また、広葉樹林をすぎて針葉樹林の一帯に入れば、また胸のすくような、さわやかこの上ない空気が充満している。
ヒノキの葉を指でこすり合わせて、その匂いを嗅ぐ。そのまま麻薬中毒患者のように、いつまでもそれを嗅ぎ続けたい。
マツの葉もそうだ。単に樹木の下を通り過ぎるだけで、おそろしく細かい粒立ちとなった香りがあたりに降っているのがわかる。
体内を経由して、脳や心臓の中まで達するのではないかと思われるくらいに、覚醒的な香りだ。
ふたたび、広葉樹の一帯へ。さっきから何度か、かすかに香っていた上品なピーナッツバターのような香りは、落葉時のカツラから発されるのだとはじめて知る。
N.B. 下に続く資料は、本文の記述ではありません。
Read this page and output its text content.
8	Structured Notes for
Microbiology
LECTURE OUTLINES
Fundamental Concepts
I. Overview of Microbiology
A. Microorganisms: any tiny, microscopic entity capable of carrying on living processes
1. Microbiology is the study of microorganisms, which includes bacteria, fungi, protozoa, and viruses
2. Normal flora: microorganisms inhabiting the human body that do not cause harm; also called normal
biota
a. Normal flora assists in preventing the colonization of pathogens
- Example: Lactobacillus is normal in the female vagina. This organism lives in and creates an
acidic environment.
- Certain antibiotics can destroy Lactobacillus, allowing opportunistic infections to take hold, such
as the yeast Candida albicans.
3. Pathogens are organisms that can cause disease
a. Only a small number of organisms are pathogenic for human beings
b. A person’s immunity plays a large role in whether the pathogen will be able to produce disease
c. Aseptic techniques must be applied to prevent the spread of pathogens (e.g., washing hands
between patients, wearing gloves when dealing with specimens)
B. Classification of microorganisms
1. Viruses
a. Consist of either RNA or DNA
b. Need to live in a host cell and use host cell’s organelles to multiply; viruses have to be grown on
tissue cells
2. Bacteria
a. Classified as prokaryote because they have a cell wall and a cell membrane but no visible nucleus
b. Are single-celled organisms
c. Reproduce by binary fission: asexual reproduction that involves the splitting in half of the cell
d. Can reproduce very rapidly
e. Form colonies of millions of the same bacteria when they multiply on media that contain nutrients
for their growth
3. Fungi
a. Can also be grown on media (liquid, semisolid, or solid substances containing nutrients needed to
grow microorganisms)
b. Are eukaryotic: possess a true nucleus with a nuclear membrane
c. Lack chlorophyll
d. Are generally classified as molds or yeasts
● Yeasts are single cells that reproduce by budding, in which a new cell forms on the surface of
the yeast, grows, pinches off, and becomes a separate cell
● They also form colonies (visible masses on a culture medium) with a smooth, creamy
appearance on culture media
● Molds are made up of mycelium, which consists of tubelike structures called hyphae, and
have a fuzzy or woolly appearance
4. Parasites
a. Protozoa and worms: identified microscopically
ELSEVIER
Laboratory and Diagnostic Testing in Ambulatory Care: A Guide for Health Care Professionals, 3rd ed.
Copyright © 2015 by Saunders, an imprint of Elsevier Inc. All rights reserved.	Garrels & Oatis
帰りはユリノキ通りを通って駅まで、のはずだが、残念ながらユリノキは見事に剪定されてしまって、寒々とした並木の道になってしまっていた。
仕方がないこととはいえ、樹木は通年観察していると、意外なほど頻繁に剪定されて、その度に生長した枝を失う。
見込みが無いとされれば根元から切り取られてしまうし、樹木からしてみたら、そこに居るだけで済むものではなくて、定期的に容赦なく棚下ろされて、判断によっては即時見切りを付けられてしまうものだ。
家に帰る途中の蝋梅も切られてしまって、跡地にはマンションが建造中である。
なんだかなあ、という感じである。